Step 6: Create a more advanced map with dynamic fill and a legend

# advanced leaflet example ------------------

bw_primary <- c("#6D1E4A", # 1 plum
                "#007786", # 2 teal
                "#0D525A", # 3 dark green
                "#212B46", # 4 navy
                "#5A6675", # 5 grey
                "#F0DEC1") # 6 cream

bw_secondary <- c("#FFC762", # 1 yellow
                  "#FFB653", # 2 orange
                  "#BEC6CE", # 3 light grey
                  "#2E1A4A", # 4 deep purple
                  "#7EA2D1", # 5 soft blue
                  "#CAD3FB", # 6 lavender
                  "#9CD4EA", # 7 sky
                  "#FFA497") # 8 peach

# define breaks for fill variable
state_rev_breaks <- c(0, .4, .6, .7, .8, 1)

# define custom color palette
bw_scale <- c(bw_primary[6],
              bw_secondary[1],
              bw_primary[2],
              bw_primary[3],
              bw_primary[4])

# create color palette object
state_rev_palette <- colorBin(palette = bw_scale,
                              domain = state_shp$pct_sr,
                              bins = state_rev_breaks,
                              na.color = bw_primary[5]) 
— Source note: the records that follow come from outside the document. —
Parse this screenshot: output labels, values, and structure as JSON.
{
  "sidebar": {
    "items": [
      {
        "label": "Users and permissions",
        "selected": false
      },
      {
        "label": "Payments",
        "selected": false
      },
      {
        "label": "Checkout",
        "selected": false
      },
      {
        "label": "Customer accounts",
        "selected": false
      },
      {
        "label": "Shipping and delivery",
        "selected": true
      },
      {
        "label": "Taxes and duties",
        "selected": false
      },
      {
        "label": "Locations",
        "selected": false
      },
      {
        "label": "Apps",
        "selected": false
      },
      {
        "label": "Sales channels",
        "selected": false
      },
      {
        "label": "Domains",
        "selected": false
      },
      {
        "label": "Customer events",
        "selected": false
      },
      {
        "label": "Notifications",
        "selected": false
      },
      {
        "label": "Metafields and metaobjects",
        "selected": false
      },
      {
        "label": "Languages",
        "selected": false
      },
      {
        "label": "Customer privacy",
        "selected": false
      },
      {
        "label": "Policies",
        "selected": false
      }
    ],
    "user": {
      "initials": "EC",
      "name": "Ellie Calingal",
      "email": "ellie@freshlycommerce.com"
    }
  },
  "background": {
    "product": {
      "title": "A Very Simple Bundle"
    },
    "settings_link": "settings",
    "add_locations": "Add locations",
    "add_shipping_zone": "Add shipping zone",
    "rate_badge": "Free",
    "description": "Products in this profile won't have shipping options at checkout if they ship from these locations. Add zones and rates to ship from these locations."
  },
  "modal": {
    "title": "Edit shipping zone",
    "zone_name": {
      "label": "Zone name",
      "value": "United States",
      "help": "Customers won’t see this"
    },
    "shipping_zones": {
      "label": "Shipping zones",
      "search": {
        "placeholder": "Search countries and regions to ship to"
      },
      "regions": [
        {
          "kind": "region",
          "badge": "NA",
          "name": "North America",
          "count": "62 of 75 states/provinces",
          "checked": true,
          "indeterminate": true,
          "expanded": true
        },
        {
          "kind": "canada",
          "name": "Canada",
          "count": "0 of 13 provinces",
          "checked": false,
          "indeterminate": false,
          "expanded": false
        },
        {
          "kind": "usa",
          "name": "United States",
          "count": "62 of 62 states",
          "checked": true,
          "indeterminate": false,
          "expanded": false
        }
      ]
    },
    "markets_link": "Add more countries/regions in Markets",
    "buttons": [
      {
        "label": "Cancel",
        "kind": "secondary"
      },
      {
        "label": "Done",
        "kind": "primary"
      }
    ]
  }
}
# create advanced leaflet map
leaflet() |>
  addProviderTiles(provider = "CartoDB.Positron") |>
  addPolygons(data = state_shp,
              color = "#ababab",
              weight = .5,
              popup = paste0("District: ",
                             str_to_title(state_shp$name), 
                             "<br> Enrollment: ", 
                             comma(state_shp$enroll),
                             "<br> Percent state revenue: ",
                             percent(state_shp$pct_sr, accuracy = .1)),
              fillColor = ~ state_rev_palette(pct_sr),
              fillOpacity = .8) |> 
  addLegend("topright", 
            opacity = .8,
            pal = state_rev_palette,
            values = state_shp$pct_sr,
            labFormat = labelFormat(
              suffix = "%", between = " - ",
              transform = function(x) 100 * x
            ),
            title = "Percent state revenue")

Notice there is a “~” after the “=” in the “fillColor” parameter

Exporting a leaflet map

  • Any map you generate with leaflet can be exported as a standalone HTML document.

  • Without too much effort, you can publish this map yourself on GitHub (we can help you do this), embed it as an iframe on an existing webpage, or publish it as a standalone webpage. Those last two options may require support from your organization’s web developer.

Homework

Reading

Coding Task

Use the hw06_map_template.R file in the /scripts folder to complete the following tasks:

  • Create at least three production-quality maps of district-level finance data for your state.
  • Ensure that at least one of your maps includes state per-pupil funding as the fill variable.
  • Be sure to use the ggsave() commands to save your final maps in the /figures folder.